Step 3: Install Python Dependencies
Install the required Python packages:
pip install -r requirements.txt
The requirements file includes dependencies for running the model with PyTorch. When using ONNX decoder or GGML model, some dependencies like PyTorch may not be required.
Step 4: Optional - Install Additional Components
For GGUF Models (Recommended for Performance)
Install llama-cpp-python for optimized GGUF model support:
pip install llama-cpp-python
For GPU acceleration with CUDA or MPS support, refer to the llama-cpp-python documentation for platform-specific installation instructions.
For ONNX Decoder
If you want to use the ONNX decoder for additional performance:
pip install onnxruntime
Step 5: Running Your First Synthesis
Test the installation with the basic example:
python -m examples.basic_example \
--input_text "My name is Dave, and um, I'm from London" \
--ref_audio samples/dave.wav \
--ref_text samples/dave.txt
This command will synthesize speech using the provided reference audio and text. The output will be saved as an audio file in your working directory.
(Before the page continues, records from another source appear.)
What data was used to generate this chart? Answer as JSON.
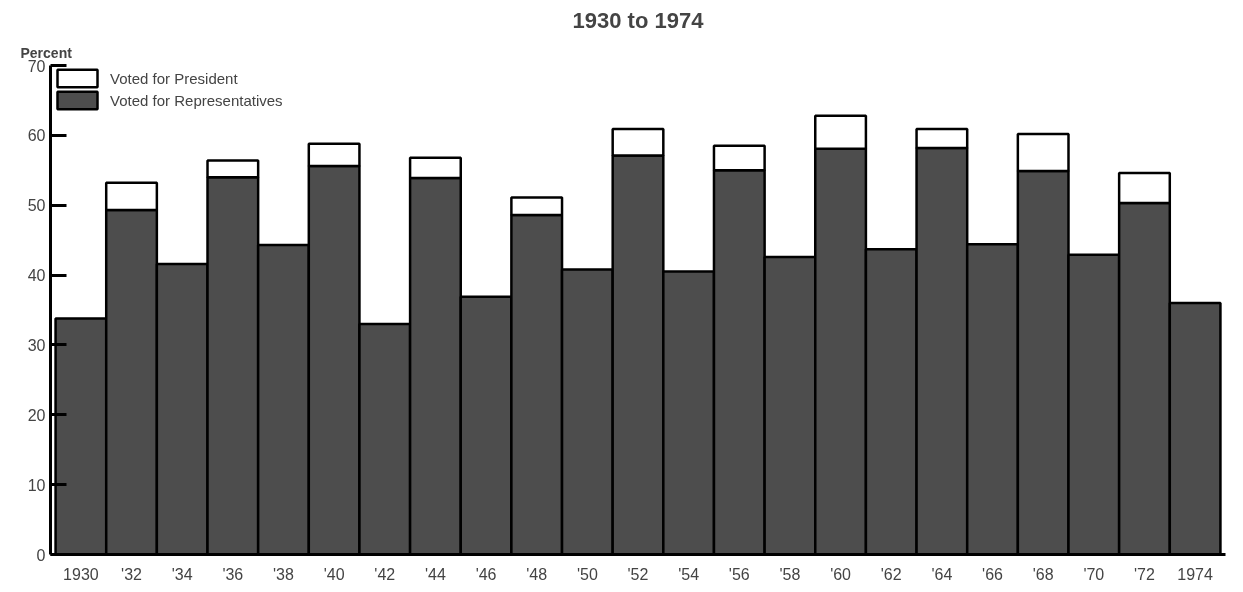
{
  "chart_data": {
    "type": "bar",
    "title": "1930 to 1974",
    "ylabel": "Percent",
    "stacked": true,
    "categories": [
      "1930",
      "'32",
      "'34",
      "'36",
      "'38",
      "'40",
      "'42",
      "'44",
      "'46",
      "'48",
      "'50",
      "'52",
      "'54",
      "'56",
      "'58",
      "'60",
      "'62",
      "'64",
      "'66",
      "'68",
      "'70",
      "'72",
      "1974"
    ],
    "series": [
      {
        "name": "Voted for Representatives",
        "color": "#4d4d4d",
        "values": [
          33.8,
          49.3,
          41.6,
          54.0,
          44.3,
          55.6,
          33.0,
          53.9,
          36.9,
          48.6,
          40.8,
          57.1,
          40.5,
          55.0,
          42.6,
          58.1,
          43.7,
          58.2,
          44.4,
          54.9,
          42.9,
          50.3,
          36.0
        ]
      },
      {
        "name": "Voted for President",
        "color": "#ffffff",
        "values": [
          null,
          3.9,
          null,
          2.4,
          null,
          3.2,
          null,
          2.9,
          null,
          2.5,
          null,
          3.8,
          null,
          3.5,
          null,
          4.7,
          null,
          2.7,
          null,
          5.3,
          null,
          4.3,
          null
        ]
      }
    ],
    "ylim": [
      0,
      70
    ],
    "yticks": [
      0,
      10,
      20,
      30,
      40,
      50,
      60,
      70
    ],
    "grid": false,
    "legend": "top left"
  }
}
Using NeuTTS Air in Your Code
Here's a simple example to get started with NeuTTS Air in your Python projects:
from neuttsair.neutts import NeuTTSAir
import soundfile as sf
# Initialize the model
tts = NeuTTSAir(
backbone_repo="neuphonic/neutts-air", # or 'neutts-air-q4-gguf'
backbone_device="cpu",
codec_repo="neuphonic/neucodec",
codec_device="cpu"
)
# Your input text
input_text = "My name is Dave, and um, I'm from London."
# Reference files
ref_text = "samples/dave.txt"
ref_audio_path = "samples/dave.wav"
# Load reference text
ref_text = open(ref_text, "r").read().strip()
# Encode reference audio
ref_codes = tts.encode_reference(ref_audio_path)
# Generate speech
wav = tts.infer(input_text, ref_codes, ref_text)
# Save output
sf.write("output.wav", wav, 24000)
Model Variants
NeuTTS Air is available in several formats to suit different performance needs:
Model Variant | Description | Use Case |
---|---|---|
neuphonic/neutts-air | Standard PyTorch model | Full-featured, best quality |
neutts-air-q8-gguf | 8-bit quantized GGUF | Balanced speed and quality |
neutts-air-q4-gguf | 4-bit quantized GGUF | Maximum speed, lower memory |
Optimizing Performance
For the best performance on your device:
- Use GGUF models: These quantized versions run faster with minimal quality loss
- Pre-encode references: Encode your reference audio once and reuse the codes for multiple generations
- Use ONNX decoder: The ONNX codec decoder can provide additional speed improvements
- Enable GPU acceleration: If you have a CUDA-compatible GPU or Apple Silicon, enable GPU support for faster inference
Preparing Reference Audio
For optimal voice cloning results, your reference audio should meet these criteria:
- Mono channel - Single audio channel
- 16-44 kHz sample rate - Standard quality range
- 3-15 seconds duration - Optimal length for voice capture
- WAV format - Uncompressed audio file
- Clean recording - Minimal background noise
- Natural speech - Continuous speaking with few pauses
Troubleshooting
eSpeak Library Not Found
If you get an error about eSpeak library not being found, ensure the library path is correctly set in your environment variables or at the top of the script as shown in Step 2.
CUDA/GPU Issues
If GPU acceleration is not working, verify that your CUDA installation matches your PyTorch version. You can always fall back to CPU inference by setting device="cpu"
.
Poor Voice Quality
Check your reference audio quality. Ensure it's clean, properly formatted, and within the recommended duration range. Better reference audio produces better results.
Advanced Usage
For streaming output, batch processing, and other advanced features, check the examples folder in the repository. Additional Jupyter notebooks are available demonstrating various use cases.
Developer Contributions
If you want to contribute to the NeuTTS Air project, install the pre-commit hooks:
pip install pre-commit
pre-commit install
Installation Complete
You're now ready to use NeuTTS Air for text-to-speech synthesis with voice cloning. Experiment with different reference voices and text inputs to explore the model's capabilities.
Need Help? For additional examples and detailed documentation, visit the official repository or check the examples folder included with your installation.